Detakbanten.com I SERDANG BEDAGAI— Sebanyak 1.117 mahasiswa Universitas Negeri Medan (Unimed) resmi dilepas untuk melaksanakan program Kuliah Kerja Nyata (KKN) di Kabupaten Serdang Bedagai (Sergai)
Prosesi pelepasan tersebut berlangsung di halaman Kantor Bupati Sergai dan dipimpin langsung oleh Bupati H. Darma Wijaya.
Dalam sambutannya, Bupati yang akrab disapa Bang Wiwik ini menyampaikan rasa terima kasih atas kepercayaan pihak Unimed yang kembali memilih Sergai sebagai lokasi pengabdian mahasiswa.
Ia menyebut KKN sebagai momen strategis untuk membangun hubungan langsung antara dunia akademik dan masyarakat desa.
“Kami atas nama Pemkab Sergai mengucapkan terima kasih atas kepercayaan yang diberikan Rektor Unimed. Melalui KKN ini, para mahasiswa dapat membantu meningkatkan pengetahuan, mencerdaskan, dan ikut mensejahterakan masyarakat Sergai,” ujarnya, Selasa (8/7) 2025)
Lebih lanjut, ia menekankan bahwa KKN bukan hanya sebatas kewajiban akademik, namun juga menjadi sarana pembelajaran kontekstual bagi mahasiswa untuk mengenali kondisi sosial, ekonomi, dan budaya di pedesaan.

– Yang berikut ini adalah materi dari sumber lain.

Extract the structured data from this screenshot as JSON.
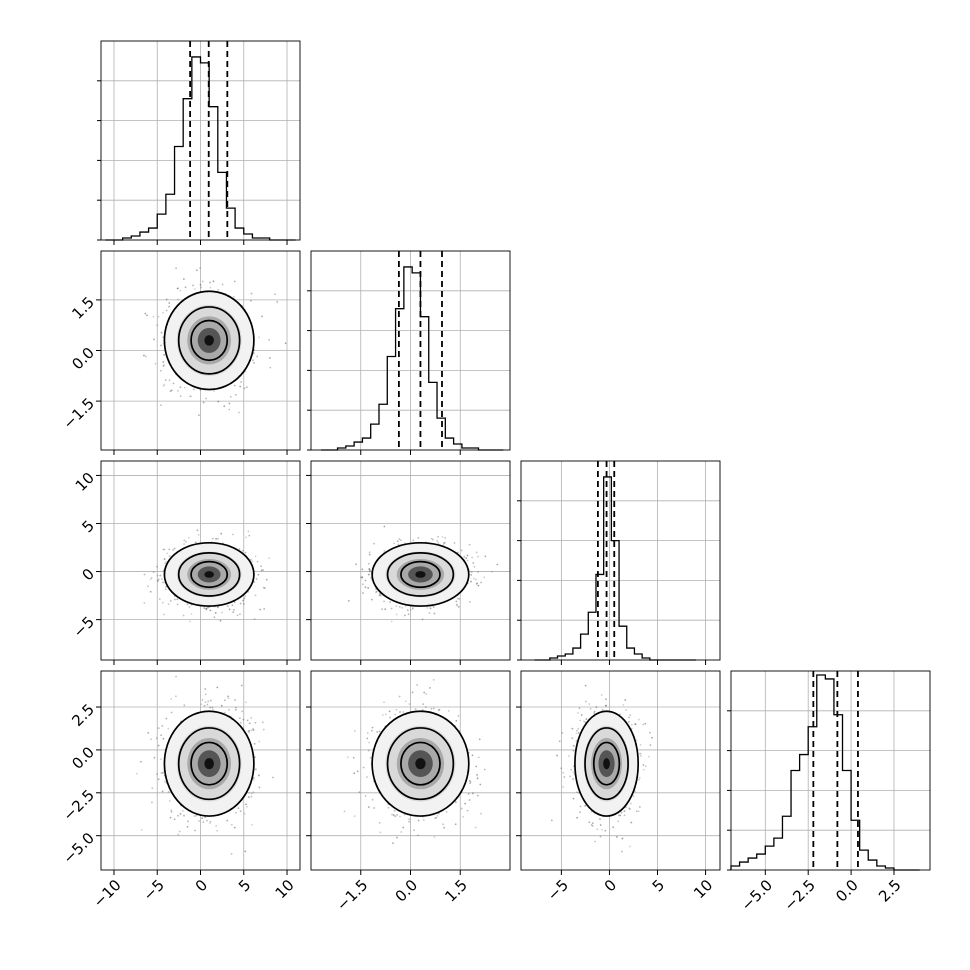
{
  "chart_data": {
    "type": "corner",
    "parameters": 4,
    "panels": [
      {
        "id": "hist-0",
        "type": "histogram",
        "param": 0,
        "xlim": [
          -11.5,
          11.5
        ],
        "bins_x": [
          -11,
          -10,
          -9,
          -8,
          -7,
          -6,
          -5,
          -4,
          -3,
          -2,
          -1,
          0,
          1,
          2,
          3,
          4,
          5,
          6,
          7,
          8,
          9,
          10,
          11
        ],
        "counts": [
          0,
          0,
          0.01,
          0.02,
          0.04,
          0.06,
          0.13,
          0.23,
          0.47,
          0.71,
          0.92,
          0.89,
          0.67,
          0.34,
          0.16,
          0.06,
          0.03,
          0.01,
          0.01,
          0,
          0,
          0
        ],
        "quantiles": [
          -1.2,
          0.95,
          3.1
        ],
        "ylim": [
          0,
          1.0
        ]
      },
      {
        "id": "hist-1",
        "type": "histogram",
        "param": 1,
        "xlim": [
          -3.0,
          3.0
        ],
        "bins_x": [
          -2.7,
          -2.45,
          -2.2,
          -1.95,
          -1.7,
          -1.45,
          -1.2,
          -0.95,
          -0.7,
          -0.45,
          -0.2,
          0.05,
          0.3,
          0.55,
          0.8,
          1.05,
          1.3,
          1.55,
          1.8,
          2.05,
          2.3,
          2.55,
          2.8
        ],
        "counts": [
          0,
          0,
          0.01,
          0.02,
          0.04,
          0.06,
          0.13,
          0.23,
          0.47,
          0.71,
          0.92,
          0.89,
          0.67,
          0.34,
          0.16,
          0.06,
          0.03,
          0.01,
          0.01,
          0,
          0,
          0
        ],
        "quantiles": [
          -0.35,
          0.3,
          0.95
        ],
        "ylim": [
          0,
          1.0
        ]
      },
      {
        "id": "hist-2",
        "type": "histogram",
        "param": 2,
        "xlim": [
          -9.2,
          11.5
        ],
        "bins_x": [
          -7.8,
          -7.0,
          -6.2,
          -5.4,
          -4.6,
          -3.8,
          -3.0,
          -2.2,
          -1.4,
          -0.6,
          0.2,
          1.0,
          1.8,
          2.6,
          3.4,
          4.2,
          5.0,
          5.8,
          6.6,
          7.4,
          8.2,
          9.0
        ],
        "counts": [
          0,
          0,
          0.01,
          0.02,
          0.03,
          0.06,
          0.13,
          0.24,
          0.43,
          0.92,
          0.6,
          0.17,
          0.06,
          0.03,
          0.01,
          0,
          0,
          0,
          0,
          0,
          0
        ],
        "quantiles": [
          -1.2,
          -0.3,
          0.5
        ],
        "ylim": [
          0,
          1.0
        ]
      },
      {
        "id": "hist-3",
        "type": "histogram",
        "param": 3,
        "xlim": [
          -7.0,
          4.6
        ],
        "bins_x": [
          -7.0,
          -6.5,
          -6.0,
          -5.5,
          -5.0,
          -4.5,
          -4.0,
          -3.5,
          -3.0,
          -2.5,
          -2.0,
          -1.5,
          -1.0,
          -0.5,
          0.0,
          0.5,
          1.0,
          1.5,
          2.0,
          2.5,
          3.0,
          3.5,
          4.0
        ],
        "counts": [
          0.02,
          0.04,
          0.06,
          0.08,
          0.12,
          0.16,
          0.27,
          0.5,
          0.58,
          0.72,
          0.98,
          0.96,
          0.78,
          0.5,
          0.25,
          0.1,
          0.05,
          0.02,
          0.01,
          0,
          0,
          0
        ],
        "quantiles": [
          -2.2,
          -0.8,
          0.4
        ],
        "ylim": [
          0,
          1.0
        ]
      },
      {
        "id": "pair-1-0",
        "type": "density",
        "x": 0,
        "y": 1,
        "xlim": [
          -11.5,
          11.5
        ],
        "ylim": [
          -2.95,
          2.95
        ],
        "center": [
          1.0,
          0.3
        ],
        "sd": [
          2.2,
          0.62
        ],
        "rho": 0.0
      },
      {
        "id": "pair-2-0",
        "type": "density",
        "x": 0,
        "y": 2,
        "xlim": [
          -11.5,
          11.5
        ],
        "ylim": [
          -9.2,
          11.5
        ],
        "center": [
          1.0,
          -0.3
        ],
        "sd": [
          2.2,
          1.4
        ],
        "rho": 0.0
      },
      {
        "id": "pair-2-1",
        "type": "density",
        "x": 1,
        "y": 2,
        "xlim": [
          -3.0,
          3.0
        ],
        "ylim": [
          -9.2,
          11.5
        ],
        "center": [
          0.3,
          -0.3
        ],
        "sd": [
          0.62,
          1.4
        ],
        "rho": 0.0
      },
      {
        "id": "pair-3-0",
        "type": "density",
        "x": 0,
        "y": 3,
        "xlim": [
          -11.5,
          11.5
        ],
        "ylim": [
          -7.0,
          4.6
        ],
        "center": [
          1.0,
          -0.8
        ],
        "sd": [
          2.2,
          1.3
        ],
        "rho": 0.0
      },
      {
        "id": "pair-3-1",
        "type": "density",
        "x": 1,
        "y": 3,
        "xlim": [
          -3.0,
          3.0
        ],
        "ylim": [
          -7.0,
          4.6
        ],
        "center": [
          0.3,
          -0.8
        ],
        "sd": [
          0.62,
          1.3
        ],
        "rho": 0.0
      },
      {
        "id": "pair-3-2",
        "type": "density",
        "x": 2,
        "y": 3,
        "xlim": [
          -9.2,
          11.5
        ],
        "ylim": [
          -7.0,
          4.6
        ],
        "center": [
          -0.3,
          -0.8
        ],
        "sd": [
          1.4,
          1.3
        ],
        "rho": 0.0
      }
    ],
    "x_ticks": {
      "0": [
        -10,
        -5,
        0,
        5,
        10
      ],
      "1": [
        -1.5,
        0.0,
        1.5
      ],
      "2": [
        -5,
        0,
        5,
        10
      ],
      "3": [
        -5.0,
        -2.5,
        0.0,
        2.5
      ]
    },
    "x_tick_labels": {
      "0": [
        "−10",
        "−5",
        "0",
        "5",
        "10"
      ],
      "1": [
        "−1.5",
        "0.0",
        "1.5"
      ],
      "2": [
        "−5",
        "0",
        "5",
        "10"
      ],
      "3": [
        "−5.0",
        "−2.5",
        "0.0",
        "2.5"
      ]
    },
    "y_ticks": {
      "1": [
        -1.5,
        0.0,
        1.5
      ],
      "2": [
        -5,
        0,
        5,
        10
      ],
      "3": [
        -5.0,
        -2.5,
        0.0,
        2.5
      ]
    },
    "y_tick_labels": {
      "1": [
        "−1.5",
        "0.0",
        "1.5"
      ],
      "2": [
        "−5",
        "0",
        "5",
        "10"
      ],
      "3": [
        "−5.0",
        "−2.5",
        "0.0",
        "2.5"
      ]
    },
    "hist_y_ticks": [
      0.2,
      0.4,
      0.6,
      0.8
    ],
    "grid": true,
    "colors": {
      "line": "#000000",
      "grid": "#b0b0b0",
      "scatter": "#555555"
    }
  }
}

Ia berharap, hasil observasi dan interaksi mahasiswa di lapangan bisa menjadi masukan konstruktif bagi kebijakan daerah.
"Para mahasiswa kami harapkan bisa ikut berkontribusi terhadap pemulihan ekonomi, serta membangun empati dan kepedulian sosial terhadap berbagai tantangan masyarakat,” ucap Darma Wijaya.
Darma Wijaya juga mendorong para mahasiswa agar mampu menjadi agen perubahan, dengan memanfaatkan ilmu dan teknologi yang dimiliki untuk mendorong kemajuan desa.
“Bantu masyarakat menemukan peluang usaha, susun program yang sesuai dengan kondisi setempat. Jadilah inovator yang bisa memberikan kontribusi nyata bagi pembangunan,” tegasnya.
Ia berharap pelaksanaan KKN ini bisa sejalan dengan arah pembangunan Kabupaten Sergai yang mengusung visi "Mantab": Maju, Tangguh, dan Berkelanjutan.
Mahasiswa KKN Unimed akan tersebar di 56 desa yang berada di 17 kecamatan wilayah Kabupaten Sergai, dan akan menjalankan program pengabdian masyarakat selama 40 hari, mulai 7 Juli hingga 17 Agustus 2025.(ap).